参議院選挙で自民・公明の与党が過半数を割り込んだことを受けて、アメリカメディアは「日米関税交渉に混乱が生じる危険性が高まった」と報じました。
ウォール・ストリート・ジャーナルは20日、参院選の結果について、「与党が重大な敗北を喫した」と伝えました。
トランプ大統領が来月1日から日本に対して25%の関税を発動する可能性が高いとの見通しを示していることから、「厳しい関税措置を目前に控える中、交渉に混乱が生じる危険性が高まっている」としています。加えて、「ポピュリストの波が日本を襲う」との論説記事では与党の過半数割れで日本の政治が不安定化することのリスクを指摘しました。

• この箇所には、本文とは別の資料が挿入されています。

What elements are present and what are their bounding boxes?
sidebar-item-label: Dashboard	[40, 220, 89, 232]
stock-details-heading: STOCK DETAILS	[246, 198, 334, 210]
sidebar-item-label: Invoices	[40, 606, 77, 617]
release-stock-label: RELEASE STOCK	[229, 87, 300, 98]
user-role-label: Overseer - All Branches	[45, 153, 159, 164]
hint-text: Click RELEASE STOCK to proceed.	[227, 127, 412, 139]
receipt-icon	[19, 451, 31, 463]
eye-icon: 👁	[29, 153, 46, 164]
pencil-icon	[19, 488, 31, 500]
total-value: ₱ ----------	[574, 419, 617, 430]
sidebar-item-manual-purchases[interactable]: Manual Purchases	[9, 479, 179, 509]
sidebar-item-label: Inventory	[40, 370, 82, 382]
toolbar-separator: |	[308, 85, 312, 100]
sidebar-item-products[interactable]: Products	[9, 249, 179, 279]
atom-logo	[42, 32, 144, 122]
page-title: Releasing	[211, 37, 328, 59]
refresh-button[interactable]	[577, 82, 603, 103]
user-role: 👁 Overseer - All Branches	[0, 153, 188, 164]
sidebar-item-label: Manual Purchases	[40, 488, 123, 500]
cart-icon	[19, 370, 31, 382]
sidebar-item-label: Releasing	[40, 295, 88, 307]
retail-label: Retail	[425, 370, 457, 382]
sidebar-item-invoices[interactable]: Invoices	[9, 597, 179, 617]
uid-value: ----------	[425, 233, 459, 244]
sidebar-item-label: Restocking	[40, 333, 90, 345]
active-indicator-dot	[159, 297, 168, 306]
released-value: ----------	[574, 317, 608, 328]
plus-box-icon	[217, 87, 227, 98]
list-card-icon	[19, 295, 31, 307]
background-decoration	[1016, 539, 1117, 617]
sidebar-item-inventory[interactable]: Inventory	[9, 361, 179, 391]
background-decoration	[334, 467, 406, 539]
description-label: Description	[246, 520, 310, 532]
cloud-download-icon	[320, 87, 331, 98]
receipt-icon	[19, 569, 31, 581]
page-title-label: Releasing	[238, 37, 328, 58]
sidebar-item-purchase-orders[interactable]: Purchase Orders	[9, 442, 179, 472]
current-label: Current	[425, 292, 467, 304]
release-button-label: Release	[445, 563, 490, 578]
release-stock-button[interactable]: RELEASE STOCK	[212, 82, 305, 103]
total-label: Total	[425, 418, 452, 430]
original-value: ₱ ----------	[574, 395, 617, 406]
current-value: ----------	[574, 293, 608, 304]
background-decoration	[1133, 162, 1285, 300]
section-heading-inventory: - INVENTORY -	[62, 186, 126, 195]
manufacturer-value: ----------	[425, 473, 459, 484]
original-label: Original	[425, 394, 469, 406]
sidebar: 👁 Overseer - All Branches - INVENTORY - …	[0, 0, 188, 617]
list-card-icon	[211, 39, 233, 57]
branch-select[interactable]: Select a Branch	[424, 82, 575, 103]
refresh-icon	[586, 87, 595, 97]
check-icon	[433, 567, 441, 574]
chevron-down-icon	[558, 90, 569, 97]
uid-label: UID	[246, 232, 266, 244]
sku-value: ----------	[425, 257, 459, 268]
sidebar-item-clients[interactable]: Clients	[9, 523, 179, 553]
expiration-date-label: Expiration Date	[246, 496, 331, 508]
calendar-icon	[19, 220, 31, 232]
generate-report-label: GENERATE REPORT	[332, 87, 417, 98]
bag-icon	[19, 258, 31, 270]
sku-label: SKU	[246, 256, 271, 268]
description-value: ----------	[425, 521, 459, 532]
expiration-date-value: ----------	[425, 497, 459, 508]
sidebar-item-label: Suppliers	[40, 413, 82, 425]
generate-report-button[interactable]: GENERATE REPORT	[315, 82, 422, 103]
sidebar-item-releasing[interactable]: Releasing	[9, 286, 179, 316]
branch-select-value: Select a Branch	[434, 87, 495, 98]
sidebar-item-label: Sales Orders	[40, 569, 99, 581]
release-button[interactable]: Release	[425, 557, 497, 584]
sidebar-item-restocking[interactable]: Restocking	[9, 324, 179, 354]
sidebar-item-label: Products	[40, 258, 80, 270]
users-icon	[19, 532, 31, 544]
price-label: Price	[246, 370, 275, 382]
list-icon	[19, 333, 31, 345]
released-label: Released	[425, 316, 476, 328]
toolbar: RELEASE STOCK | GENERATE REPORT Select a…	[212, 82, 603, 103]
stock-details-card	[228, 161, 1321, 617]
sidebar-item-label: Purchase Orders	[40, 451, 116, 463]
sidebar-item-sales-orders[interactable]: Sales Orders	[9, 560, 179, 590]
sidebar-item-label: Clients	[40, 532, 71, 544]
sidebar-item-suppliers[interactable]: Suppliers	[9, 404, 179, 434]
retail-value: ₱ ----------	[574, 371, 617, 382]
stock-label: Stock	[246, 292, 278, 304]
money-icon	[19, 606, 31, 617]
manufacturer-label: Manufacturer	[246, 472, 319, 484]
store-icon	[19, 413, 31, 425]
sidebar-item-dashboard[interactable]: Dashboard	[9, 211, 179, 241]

世界経済の安定や中国の覇権主義的な動きへの対応のために日本との協調が必要だとした上で、「トランプ大統領による日本への懲罰的な関税は、アメリカの国益と安全保障にマイナスだ」と主張。重要な同盟国である日本を支援するためにも、「関税措置の発動を避けるべきだ」としています。
また、AP通信は選挙結果を受けて、衆参両院で少数与党になったとし、「日本の政治の不安定さをさらに悪化させた」と報じました。
石破総理が続投する意向を示していることにも触れ、「自民党内から辞任を要求する声や、新たな連立相手を探すよう求める圧力が高まる可能性がある」と伝えています。
ニューヨーク・タイムズは国民民主党と参政党を参院選の「最大の勝者」と報道。参政党について、トランプ大統領の「アメリカ第一主義」に影響を受け、「日本人ファースト」を掲げていると紹介しています。